We then investigated which sequence of miPLMs was homologous to that of miRNAs, since the latter are composed of different parts that do not all have the same function (Ossowski et al., 2008). It is known that the 5’-seed region (positions 2-8) of miRNAs is involved in target recognition, and the cleavage site (positions 10-11) is also critical for post-transcriptional regulation. Therefore, we characterized the coverage of PLMs-miRNA homologies (Figure 5). We found that 5’-miPLMs from A. thaliana had more frequent homologies with the 5’-seed region, whereas those from Z. mays had more frequent homologies with the compensatory 3’-end (Figure 5). For 3’-miPLMs, homologies were more frequent in the center of the miRNA, surrounding the cleavage site in both species, e frequent homologies in the 5’ seed region, whereas those belonging to any of the three groups had higher homology frequencies in the bases surrounding the cleavage site in both species, suggesting that miPLMs have distinct functions depending on the region and species considered.

FIGURE 5
www.frontiersin.org

Figure 5 Frequency of miRNA bases covered by miPLMs. (A) Frequencies for the 5’-miPLMs and the (B) 3’-miPLM of A. thaliana. (C) Frequencies for the 5’-miPLMs and the (D) 3’-miPLM of Z. mays. The color curves indicate the densities of matched-ribonucleotide positions depending on whether the miPLM that matches belongs to one of the PLM groups (groups 1, 2 or 3) or is located upstream (Us) or downstream (Ds) of these groups. The blue, red and green rectangles on the abscissa represent the bases of the 5’- seed region, the cleavage site and the 3’-compensatory end of the miRNA, respectively.
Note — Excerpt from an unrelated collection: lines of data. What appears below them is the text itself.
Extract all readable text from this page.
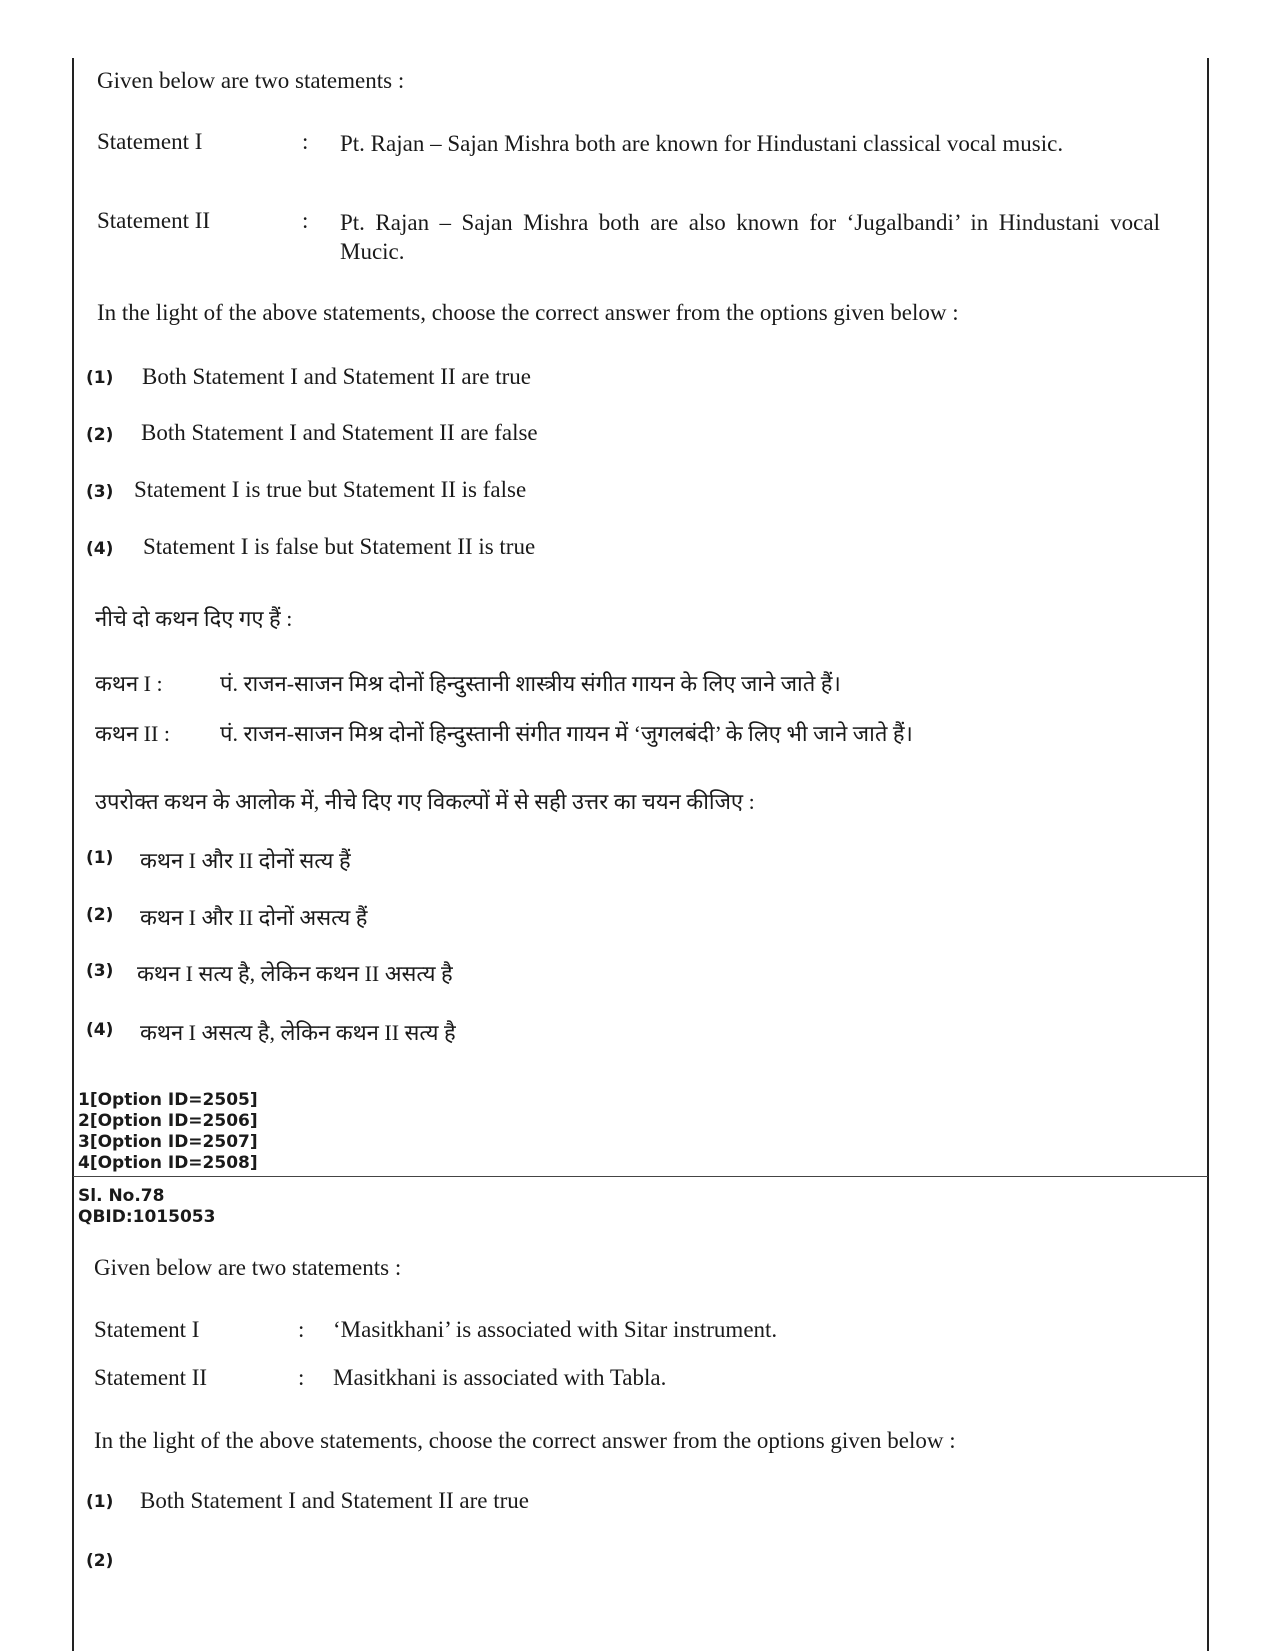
Given below are two statements :
Statement I	: Pt. Rajan – Sajan Mishra both are known for Hindustani classical vocal music.
Statement II	: Pt. Rajan – Sajan Mishra both are also known for ‘Jugalbandi’ in Hindustani vocal Mucic.
In the light of the above statements, choose the correct answer from the options given below :
(1) Both Statement I and Statement II are true
(2) Both Statement I and Statement II are false
(3) Statement I is true but Statement II is false
(4) Statement I is false but Statement II is true
नीचे दो कथन दिए गए हैं :
कथन I :	पं. राजन-साजन मिश्र दोनों हिन्दुस्तानी शास्त्रीय संगीत गायन के लिए जाने जाते हैं।
कथन II : पं. राजन-साजन मिश्र दोनों हिन्दुस्तानी संगीत गायन में ‘जुगलबंदी’ के लिए भी जाने जाते हैं।
उपरोक्त कथन के आलोक में, नीचे दिए गए विकल्पों में से सही उत्तर का चयन कीजिए :
(1) कथन I और II दोनों सत्य हैं
(2) कथन I और II दोनों असत्य हैं
(3) कथन I सत्य है, लेकिन कथन II असत्य है
(4) कथन I असत्य है, लेकिन कथन II सत्य है
1[Option ID=2505]
2[Option ID=2506]
3[Option ID=2507]
4[Option ID=2508]
Sl. No.78
QBID:1015053
Given below are two statements :
Statement I	: ‘Masitkhani’ is associated with Sitar instrument.
Statement II	: Masitkhani is associated with Tabla.
In the light of the above statements, choose the correct answer from the options given below :
(1) Both Statement I and Statement II are true
(2)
Interestingly, we found that 53 and 19 5’-miPLMs (37 and 15 3’-miPLMs) corresponded to tPLMs in A. thaliana and Z. mays, respectively (Figure 2B and Supplementary Tables 1A-D). In A. thaliana, we noticed that WRKY, Basic helix-loop-helix factors (bHLH) and Basic leucine zipper factors (bZIP) represented the three major TF families identified in the 5’-gene-proximal region, while C2H2 zinc finger factors, Myb-related and HD-ZIP factors were the three major TF families identified in the 3’-gene-proximal region (Supplementary Tables 4E, F). In Z. mays, bHLH, bZIP and BZR represented the three major TF families identified in the 5’-gene-proximal region, while bHLH, bZIP and TCP domain were the major TF families in the 3’-gene-proximal region (Supplementary Tables 4G, H).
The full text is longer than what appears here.